When she was finally asleep and I went back to my own bed I thought about going to sleep but I just couldn’t. I picked up the knitting. It didn’t look so bad. But when I studied the two needles and the stitches held between and tried to imagine how to undo the defective stitches or transfer them from the right needle to the left, it engendered the same feeling of vertiginous panic as contemplating a horrendous equation. I felt nauseous.

All of my attempts at rescue produced more knots, but also, unfairly, a bigger hole. I watched more YouTube videos and finally decided, close to midnight, to attempt a drastic solution. I removed both needles and started unraveling my knitting down until I reached the part that was free of knots and holes. The yarn yielded stitch by stitch, as I gently pulled. It was pleasurable the way that ripping something along a perforated edge or toppling a line of dominoes is pleasurable. I could see the danger; once you started unraveling, it was difficult to stop. But I did stop. And then, holding my breath, I re-inserted the needle. It seemed to work. I knit forward with alacrity, eager to finish the square. The finished square was not perfect; there was a deviation in one of the rows, like a scar, I thought; but I felt ecstatic.

It was after midnight.

***

The next morning, galvanized by my triumph, I talked sternly to the younger, with Poppins-like authority, about dawdling at bedtime.

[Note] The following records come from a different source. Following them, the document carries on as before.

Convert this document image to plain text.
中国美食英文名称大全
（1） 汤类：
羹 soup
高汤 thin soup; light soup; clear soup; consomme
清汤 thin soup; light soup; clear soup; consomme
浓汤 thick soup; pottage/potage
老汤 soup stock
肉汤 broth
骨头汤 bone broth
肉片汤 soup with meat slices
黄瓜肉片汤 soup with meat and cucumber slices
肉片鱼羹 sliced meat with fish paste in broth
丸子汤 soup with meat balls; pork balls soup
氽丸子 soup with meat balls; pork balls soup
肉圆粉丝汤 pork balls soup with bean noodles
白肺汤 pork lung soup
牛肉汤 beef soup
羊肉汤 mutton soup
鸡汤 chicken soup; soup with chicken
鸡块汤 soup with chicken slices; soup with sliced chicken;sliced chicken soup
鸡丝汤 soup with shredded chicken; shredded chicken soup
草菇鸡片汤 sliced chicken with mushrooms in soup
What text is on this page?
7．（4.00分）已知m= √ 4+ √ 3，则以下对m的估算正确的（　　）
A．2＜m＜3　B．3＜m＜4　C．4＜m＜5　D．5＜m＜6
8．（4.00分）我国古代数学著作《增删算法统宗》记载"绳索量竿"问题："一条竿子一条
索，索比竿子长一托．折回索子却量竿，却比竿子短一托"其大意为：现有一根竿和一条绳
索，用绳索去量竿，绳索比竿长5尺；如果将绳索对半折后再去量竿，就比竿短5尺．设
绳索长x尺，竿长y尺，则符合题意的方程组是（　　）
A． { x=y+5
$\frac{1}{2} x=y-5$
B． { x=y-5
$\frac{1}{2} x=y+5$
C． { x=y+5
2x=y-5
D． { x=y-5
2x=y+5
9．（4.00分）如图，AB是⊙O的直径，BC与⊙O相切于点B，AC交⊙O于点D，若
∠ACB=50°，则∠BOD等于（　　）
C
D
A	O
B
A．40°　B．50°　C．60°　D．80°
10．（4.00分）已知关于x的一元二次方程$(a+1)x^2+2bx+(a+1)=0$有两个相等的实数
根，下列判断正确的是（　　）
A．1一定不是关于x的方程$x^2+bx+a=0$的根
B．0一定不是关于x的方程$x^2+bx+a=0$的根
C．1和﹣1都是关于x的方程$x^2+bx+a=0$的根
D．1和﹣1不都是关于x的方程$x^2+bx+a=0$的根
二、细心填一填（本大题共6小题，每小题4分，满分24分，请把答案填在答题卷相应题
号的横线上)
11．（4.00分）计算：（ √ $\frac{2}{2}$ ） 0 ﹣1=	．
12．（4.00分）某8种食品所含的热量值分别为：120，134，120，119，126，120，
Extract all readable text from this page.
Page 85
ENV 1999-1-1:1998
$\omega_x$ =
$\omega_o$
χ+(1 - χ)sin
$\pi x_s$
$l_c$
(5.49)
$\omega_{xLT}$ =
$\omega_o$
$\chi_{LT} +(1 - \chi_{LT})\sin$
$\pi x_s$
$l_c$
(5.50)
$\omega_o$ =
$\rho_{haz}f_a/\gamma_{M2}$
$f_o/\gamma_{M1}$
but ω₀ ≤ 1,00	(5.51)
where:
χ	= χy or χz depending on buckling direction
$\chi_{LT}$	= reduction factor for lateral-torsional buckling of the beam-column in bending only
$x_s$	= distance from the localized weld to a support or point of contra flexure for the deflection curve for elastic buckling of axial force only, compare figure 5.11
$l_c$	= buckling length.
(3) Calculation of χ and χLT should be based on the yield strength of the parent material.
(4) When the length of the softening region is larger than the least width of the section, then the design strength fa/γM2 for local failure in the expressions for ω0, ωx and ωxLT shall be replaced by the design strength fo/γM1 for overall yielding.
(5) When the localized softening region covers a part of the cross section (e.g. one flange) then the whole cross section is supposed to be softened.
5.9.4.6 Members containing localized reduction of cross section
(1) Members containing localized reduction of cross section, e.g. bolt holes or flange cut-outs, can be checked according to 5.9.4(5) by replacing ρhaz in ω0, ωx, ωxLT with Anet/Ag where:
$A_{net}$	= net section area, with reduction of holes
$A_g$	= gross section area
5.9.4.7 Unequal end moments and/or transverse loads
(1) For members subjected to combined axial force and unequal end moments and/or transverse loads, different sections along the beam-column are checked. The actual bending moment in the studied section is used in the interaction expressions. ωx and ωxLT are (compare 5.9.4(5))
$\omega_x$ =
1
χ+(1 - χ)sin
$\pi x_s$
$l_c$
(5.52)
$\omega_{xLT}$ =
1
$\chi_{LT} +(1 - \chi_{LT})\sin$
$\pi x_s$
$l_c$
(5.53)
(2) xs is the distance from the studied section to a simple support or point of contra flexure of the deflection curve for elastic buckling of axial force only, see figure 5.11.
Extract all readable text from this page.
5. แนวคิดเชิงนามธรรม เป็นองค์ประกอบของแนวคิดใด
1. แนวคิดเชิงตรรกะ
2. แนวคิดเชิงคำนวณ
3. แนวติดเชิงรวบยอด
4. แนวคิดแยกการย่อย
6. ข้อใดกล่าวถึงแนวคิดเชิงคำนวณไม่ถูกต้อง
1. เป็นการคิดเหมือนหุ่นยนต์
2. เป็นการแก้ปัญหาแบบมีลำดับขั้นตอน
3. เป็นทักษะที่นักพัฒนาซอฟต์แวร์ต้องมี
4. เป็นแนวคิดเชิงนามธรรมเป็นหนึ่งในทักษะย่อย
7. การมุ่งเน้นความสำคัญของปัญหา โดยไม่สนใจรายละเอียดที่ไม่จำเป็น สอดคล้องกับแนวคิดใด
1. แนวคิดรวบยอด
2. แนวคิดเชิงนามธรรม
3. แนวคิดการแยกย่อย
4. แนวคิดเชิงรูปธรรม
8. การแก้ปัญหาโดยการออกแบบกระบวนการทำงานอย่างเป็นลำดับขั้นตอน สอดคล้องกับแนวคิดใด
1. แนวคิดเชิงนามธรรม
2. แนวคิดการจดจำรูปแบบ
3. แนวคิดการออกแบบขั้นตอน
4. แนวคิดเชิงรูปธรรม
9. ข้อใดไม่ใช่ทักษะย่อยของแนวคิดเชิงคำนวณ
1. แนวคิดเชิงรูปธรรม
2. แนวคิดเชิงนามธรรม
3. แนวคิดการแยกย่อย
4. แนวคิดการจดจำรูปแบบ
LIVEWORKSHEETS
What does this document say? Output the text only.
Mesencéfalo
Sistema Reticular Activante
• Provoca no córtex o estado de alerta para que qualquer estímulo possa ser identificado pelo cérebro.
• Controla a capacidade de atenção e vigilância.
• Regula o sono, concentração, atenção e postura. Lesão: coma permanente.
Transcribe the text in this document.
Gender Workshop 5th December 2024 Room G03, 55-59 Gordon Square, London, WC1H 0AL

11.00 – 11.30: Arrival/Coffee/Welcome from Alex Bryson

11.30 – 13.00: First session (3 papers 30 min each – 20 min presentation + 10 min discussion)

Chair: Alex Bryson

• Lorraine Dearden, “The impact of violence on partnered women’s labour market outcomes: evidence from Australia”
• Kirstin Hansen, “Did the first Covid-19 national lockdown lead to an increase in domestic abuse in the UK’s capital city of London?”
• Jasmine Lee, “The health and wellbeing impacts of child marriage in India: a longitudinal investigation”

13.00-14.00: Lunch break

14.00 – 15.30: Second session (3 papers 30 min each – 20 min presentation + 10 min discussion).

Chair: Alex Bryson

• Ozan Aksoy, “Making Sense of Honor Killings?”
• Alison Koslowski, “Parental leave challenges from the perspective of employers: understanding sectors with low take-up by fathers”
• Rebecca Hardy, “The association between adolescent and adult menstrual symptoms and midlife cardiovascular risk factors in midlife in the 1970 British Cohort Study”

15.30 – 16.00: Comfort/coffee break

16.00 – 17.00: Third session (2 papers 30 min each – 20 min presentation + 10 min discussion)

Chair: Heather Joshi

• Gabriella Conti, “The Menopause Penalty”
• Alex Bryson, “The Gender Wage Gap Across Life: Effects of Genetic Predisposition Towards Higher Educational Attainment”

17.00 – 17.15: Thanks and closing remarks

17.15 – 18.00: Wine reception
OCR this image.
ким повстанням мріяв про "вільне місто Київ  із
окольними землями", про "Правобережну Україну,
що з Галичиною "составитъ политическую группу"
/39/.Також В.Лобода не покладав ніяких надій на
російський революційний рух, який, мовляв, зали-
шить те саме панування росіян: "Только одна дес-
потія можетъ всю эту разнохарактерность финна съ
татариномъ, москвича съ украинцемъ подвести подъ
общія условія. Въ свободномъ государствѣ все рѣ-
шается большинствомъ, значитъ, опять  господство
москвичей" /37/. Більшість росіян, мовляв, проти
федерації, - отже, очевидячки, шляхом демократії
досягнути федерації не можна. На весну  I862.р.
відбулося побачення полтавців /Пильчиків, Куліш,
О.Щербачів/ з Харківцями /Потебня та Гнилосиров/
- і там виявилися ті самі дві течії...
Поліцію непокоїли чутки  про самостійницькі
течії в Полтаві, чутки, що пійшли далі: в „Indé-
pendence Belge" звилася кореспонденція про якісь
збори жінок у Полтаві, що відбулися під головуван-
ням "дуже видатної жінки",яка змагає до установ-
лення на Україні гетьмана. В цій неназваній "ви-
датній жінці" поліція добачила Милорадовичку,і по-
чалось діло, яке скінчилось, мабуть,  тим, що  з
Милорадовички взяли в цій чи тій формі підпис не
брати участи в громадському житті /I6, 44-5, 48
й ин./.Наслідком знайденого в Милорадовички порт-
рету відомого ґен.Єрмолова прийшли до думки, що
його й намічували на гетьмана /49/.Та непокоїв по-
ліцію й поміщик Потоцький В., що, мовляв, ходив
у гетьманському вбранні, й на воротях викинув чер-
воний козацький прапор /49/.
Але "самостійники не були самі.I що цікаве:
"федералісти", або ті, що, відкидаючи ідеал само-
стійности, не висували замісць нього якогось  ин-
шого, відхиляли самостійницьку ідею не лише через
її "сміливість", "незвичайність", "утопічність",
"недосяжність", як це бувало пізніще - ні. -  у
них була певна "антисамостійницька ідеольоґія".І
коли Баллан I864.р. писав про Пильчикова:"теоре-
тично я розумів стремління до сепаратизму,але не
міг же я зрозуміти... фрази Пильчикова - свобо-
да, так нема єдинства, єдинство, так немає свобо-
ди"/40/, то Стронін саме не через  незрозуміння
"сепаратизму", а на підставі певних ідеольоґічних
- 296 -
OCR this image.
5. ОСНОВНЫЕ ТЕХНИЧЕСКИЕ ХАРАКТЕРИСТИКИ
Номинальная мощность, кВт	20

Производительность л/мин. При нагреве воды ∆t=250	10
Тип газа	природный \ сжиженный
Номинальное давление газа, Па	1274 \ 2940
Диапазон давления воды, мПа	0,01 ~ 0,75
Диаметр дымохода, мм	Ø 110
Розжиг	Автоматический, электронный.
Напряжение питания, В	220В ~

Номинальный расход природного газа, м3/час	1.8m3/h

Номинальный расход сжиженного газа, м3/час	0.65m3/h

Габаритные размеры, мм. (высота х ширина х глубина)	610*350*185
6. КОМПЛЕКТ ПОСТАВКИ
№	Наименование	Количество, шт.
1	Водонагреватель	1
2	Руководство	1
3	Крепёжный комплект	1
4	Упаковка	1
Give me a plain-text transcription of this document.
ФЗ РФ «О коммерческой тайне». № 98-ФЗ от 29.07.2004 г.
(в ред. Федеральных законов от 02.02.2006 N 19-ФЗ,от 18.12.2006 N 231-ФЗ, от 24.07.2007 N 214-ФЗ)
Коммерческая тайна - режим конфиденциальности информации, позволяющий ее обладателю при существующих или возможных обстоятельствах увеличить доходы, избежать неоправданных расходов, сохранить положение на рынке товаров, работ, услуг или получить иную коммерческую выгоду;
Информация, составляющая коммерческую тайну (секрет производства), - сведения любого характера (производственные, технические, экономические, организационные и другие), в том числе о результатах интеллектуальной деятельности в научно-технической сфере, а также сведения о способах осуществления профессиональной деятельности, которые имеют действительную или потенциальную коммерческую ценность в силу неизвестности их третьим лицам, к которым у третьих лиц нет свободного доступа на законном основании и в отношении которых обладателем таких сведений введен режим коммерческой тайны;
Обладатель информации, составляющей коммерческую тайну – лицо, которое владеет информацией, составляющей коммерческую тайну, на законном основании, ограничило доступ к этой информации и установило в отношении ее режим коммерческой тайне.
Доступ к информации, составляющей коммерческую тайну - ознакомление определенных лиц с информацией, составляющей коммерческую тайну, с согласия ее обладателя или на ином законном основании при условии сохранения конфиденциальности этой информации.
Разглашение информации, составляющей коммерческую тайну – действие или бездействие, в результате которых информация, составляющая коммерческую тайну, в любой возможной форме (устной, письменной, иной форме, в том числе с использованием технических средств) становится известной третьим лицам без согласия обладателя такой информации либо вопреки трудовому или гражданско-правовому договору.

But as we were walking to school I admitted, “But it was my fault too. Because I wanted us to get bed early but then I got distracted by trying to fix my knitting.”

“Why did you get distracted?”

“I don’t know. I just felt like I couldn’t put it down.”

“It’s like knitting is your screen time,” she observed casually.

“Hmm,” I said.

“And then you stayed up till midnight knitting,” she went on. “You’re really addicted to it!” she exclaimed.

“Huh,” I said, uncertainly. “I guess I am.”

***

I have to finish proofreading something tomorrow. I had been putting off even starting it for weeks and today was the day I had resolved to start. So I went to the yarn store and picked out some beautiful soft yarn for a new project. It was thicker than the yarn I’d been using for the blanket so I needed some new needles, but I wasn’t sure what size. I asked the very patient assistant who had already been advising me.

“Well, it depends on your knitting style,” she said. “What’s your pattern, do you tend to knit loosely or tightly?”

I shook my head. “I really … I really have no idea,” I said … “Uh, perhaps you could look at my knitting and tell me?”

She smiled, but her gaze did not drop down to the knitting in my bag to which I was gesturing. Instead she held my gaze for a second, strode to the back of the store, grabbed something off a rack on the back wall, and then strode back to the cash register.

“I think these will suit you,” she said, handing me a pair of needles, each one the thickness of a fountain pen. I believed her.